In my efforts to study the consumer and find appropriate and effective user acquisition strategies, I’ve approach the acquisition process in the following manner:

  • Spatial: images, sensor data, GPS, and other methods of interaction. The right combination depends on the specific use case.
  • Temporal (time series): observing this data over time to see changes and patterns.

This approach has helped us secure precise datasets that diagnose skin conditions that were previously unable to be diagnosed via images and predict triggers for a specific condition. In instances where teams have resorted to mining big data to create algorithms, they do not have these capabilities.


Old School Data Acquisition Experts

From our experience working with multiple enterprise clients, they are usually either (1) sitting on big outdated datasets or (2) no relevant data for their desired projects.  One reason for this is the advancements of modern technology and how these users engage with it.  For example, just look at how smartphone camera resolutions have increased and the sheer number of pictures and video being taken on a daily basis.

Enterprises need to pick a method for data acquisition.  The first is going out and grabbing everything they can, Big Data, and after a certain amount of time use tools and teams to start finding insights from the data.  The second method is starting with a specific set of tools and precise data with heavy usability testing in the real world to derive an offering of value to the end user.

Let me explain the two methods above in an analogy about the Gold Rush:

Think of data as the dirt covering the United States. The only important data for your needs are gold nuggets.  If you’re tasked to find gold, are you going to pick a random spot to start digging and hope for the best? I’d hope not. You need to locate areas where veins of gold are highly likely to be found (such as in California) and put all of your efforts there.  

But how do you find that vein? What’s worked for us is a (1) laser focus on a well-defined use case and (2) tried and tested data acquisition tools. We were able to gather the right datasets to build our platform by carefully defining the bounds of the user base, nature of their interaction with devices and quality/specific number of data points of the data we needed to generate a training dataset to work in conjunction with the tools we created. I often find that the process of tool optimization and data acquisition for precise prediction and diagnosis is a system of constant iteration.  


Gathering Precise Data Is Now Mandatory for All Enterprises

My role at CRIXlabs centers around studying how users interact with their devices and acquiring appropriate datasets to enable the platform to accurately diagnose, predict and return recommendations and specific guidance for the user.
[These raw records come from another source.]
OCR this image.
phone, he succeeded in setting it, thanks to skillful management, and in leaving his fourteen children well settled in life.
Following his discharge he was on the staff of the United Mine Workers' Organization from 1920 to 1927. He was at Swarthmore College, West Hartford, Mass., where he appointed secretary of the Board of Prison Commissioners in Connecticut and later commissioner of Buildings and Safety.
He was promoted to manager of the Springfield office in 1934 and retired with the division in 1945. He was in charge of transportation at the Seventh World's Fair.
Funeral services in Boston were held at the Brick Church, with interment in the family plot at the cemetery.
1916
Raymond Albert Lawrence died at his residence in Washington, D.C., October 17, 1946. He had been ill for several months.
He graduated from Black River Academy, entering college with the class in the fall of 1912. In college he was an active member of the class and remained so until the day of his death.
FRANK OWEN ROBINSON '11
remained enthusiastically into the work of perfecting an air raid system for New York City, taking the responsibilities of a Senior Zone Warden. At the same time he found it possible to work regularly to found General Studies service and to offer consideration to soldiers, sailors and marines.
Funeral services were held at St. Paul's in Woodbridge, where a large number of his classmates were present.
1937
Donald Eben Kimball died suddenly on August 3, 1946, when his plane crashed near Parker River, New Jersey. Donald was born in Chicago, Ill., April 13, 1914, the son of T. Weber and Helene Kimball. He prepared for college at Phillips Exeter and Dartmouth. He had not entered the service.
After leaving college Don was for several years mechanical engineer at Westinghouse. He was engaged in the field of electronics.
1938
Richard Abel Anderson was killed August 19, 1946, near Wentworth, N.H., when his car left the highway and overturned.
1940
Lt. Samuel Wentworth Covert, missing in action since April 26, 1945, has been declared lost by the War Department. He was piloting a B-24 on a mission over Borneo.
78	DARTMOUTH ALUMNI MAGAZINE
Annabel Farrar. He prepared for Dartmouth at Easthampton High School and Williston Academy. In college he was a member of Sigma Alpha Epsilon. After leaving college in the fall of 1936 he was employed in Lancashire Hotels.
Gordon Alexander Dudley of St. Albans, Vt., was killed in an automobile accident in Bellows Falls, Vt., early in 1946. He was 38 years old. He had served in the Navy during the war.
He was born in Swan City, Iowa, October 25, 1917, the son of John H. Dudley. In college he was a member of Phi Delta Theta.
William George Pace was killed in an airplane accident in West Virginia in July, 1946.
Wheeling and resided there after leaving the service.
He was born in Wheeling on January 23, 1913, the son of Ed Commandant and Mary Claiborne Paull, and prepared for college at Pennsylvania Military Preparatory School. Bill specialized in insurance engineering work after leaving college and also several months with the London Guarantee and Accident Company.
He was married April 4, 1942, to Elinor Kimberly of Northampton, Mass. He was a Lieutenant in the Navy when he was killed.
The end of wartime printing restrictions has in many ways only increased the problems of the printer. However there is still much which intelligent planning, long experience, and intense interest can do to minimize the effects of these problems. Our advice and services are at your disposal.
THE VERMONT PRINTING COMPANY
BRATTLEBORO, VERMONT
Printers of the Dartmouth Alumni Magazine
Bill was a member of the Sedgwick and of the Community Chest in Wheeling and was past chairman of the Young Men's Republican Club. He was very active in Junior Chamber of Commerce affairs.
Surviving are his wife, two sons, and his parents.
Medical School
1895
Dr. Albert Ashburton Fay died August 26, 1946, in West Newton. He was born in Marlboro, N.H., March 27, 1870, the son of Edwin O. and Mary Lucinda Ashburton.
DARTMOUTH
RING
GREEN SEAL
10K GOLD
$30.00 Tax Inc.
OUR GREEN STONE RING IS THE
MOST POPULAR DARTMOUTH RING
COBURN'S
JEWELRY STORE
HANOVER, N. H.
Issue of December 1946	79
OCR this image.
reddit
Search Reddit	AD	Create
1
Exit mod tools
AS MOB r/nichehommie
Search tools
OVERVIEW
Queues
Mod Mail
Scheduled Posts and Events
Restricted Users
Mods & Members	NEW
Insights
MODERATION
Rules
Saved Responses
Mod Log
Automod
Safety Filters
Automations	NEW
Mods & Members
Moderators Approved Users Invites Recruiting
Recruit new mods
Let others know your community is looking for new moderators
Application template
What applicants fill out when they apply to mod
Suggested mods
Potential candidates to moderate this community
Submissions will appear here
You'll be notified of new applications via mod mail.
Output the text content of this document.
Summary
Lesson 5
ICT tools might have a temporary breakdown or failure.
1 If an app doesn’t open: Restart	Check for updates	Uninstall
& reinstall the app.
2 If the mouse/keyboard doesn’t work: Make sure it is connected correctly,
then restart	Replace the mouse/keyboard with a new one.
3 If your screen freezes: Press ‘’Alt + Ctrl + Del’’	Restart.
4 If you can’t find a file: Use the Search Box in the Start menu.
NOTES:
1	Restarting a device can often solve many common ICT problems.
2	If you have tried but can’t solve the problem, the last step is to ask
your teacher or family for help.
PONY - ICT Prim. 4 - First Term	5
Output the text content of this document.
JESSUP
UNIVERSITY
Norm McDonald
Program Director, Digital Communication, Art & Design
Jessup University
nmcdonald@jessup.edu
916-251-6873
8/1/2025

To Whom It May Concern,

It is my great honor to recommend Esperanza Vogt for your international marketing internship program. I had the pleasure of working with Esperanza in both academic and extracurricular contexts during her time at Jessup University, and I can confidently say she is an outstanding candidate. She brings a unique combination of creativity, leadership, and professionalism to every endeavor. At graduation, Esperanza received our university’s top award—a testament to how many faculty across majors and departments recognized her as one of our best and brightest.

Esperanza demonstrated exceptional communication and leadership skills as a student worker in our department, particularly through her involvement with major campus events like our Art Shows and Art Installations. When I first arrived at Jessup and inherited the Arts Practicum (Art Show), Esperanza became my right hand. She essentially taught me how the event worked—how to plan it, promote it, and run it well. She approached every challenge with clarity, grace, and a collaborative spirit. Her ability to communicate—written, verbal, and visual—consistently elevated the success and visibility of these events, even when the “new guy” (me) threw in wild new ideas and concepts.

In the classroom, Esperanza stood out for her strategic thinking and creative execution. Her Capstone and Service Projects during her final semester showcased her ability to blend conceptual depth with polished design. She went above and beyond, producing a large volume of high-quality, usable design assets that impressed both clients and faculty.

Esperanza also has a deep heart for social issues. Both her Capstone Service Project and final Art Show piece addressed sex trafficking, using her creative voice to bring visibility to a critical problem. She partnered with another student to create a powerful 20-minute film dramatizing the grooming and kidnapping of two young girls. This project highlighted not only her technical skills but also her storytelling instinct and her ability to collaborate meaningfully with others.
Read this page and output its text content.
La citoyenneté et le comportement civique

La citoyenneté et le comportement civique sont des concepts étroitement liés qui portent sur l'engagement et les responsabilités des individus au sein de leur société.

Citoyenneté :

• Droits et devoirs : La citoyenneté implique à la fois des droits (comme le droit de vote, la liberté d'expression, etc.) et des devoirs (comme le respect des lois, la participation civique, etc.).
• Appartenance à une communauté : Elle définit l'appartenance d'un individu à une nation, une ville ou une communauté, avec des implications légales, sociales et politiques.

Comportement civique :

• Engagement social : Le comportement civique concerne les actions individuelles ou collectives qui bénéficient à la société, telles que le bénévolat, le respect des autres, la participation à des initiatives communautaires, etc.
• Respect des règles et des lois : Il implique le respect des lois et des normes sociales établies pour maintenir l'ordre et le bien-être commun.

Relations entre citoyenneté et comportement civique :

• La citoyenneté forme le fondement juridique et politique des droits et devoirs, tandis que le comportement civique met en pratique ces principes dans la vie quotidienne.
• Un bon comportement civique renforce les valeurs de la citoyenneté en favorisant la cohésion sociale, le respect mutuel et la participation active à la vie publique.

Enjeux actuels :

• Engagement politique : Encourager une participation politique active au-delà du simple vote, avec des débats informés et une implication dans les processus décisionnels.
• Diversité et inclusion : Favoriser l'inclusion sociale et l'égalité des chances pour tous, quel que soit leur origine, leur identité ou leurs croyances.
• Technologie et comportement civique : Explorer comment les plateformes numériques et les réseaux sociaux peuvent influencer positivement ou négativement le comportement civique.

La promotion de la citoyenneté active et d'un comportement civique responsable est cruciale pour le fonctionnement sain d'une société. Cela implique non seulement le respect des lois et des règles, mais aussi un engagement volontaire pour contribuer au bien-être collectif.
As a system design engineer, I’ve become an advocate for the Right Data and not Big Data. The acquisition of precise datasets has enabled our Quantified Skin platform to use images and sensor data that is within the smartphone to personalize products for a consumer.

Lately, we’ve seen that it’s not intuitive on how to find the Right Data and large enterprises are looking for guidance on how to form teams to go out and gather this precise data.  We’ll be holding some webinars in the coming months and in person meetups to help those interested in find the right data and appropriate tools for building real bonds with their consumers.



Jon Stenstrom is a co-founder of CRIXlabs (DBA Quantified Skin).  Prior to co-founding CRIXlabs, Jon worked as a systems engineer for Invetech and ran an eCommerce site for a grammy-award winning southern California based rap artist.  Jon brings his expertise in design, systems engineering, cognitive science, and knowledge of CRM tools to CRIXlabs. At CRIXlabs, Jon focuses on acquiring datasets for creating optimal tools based on machine learning and studying the nature of consumer interaction with their smartphones and wearables.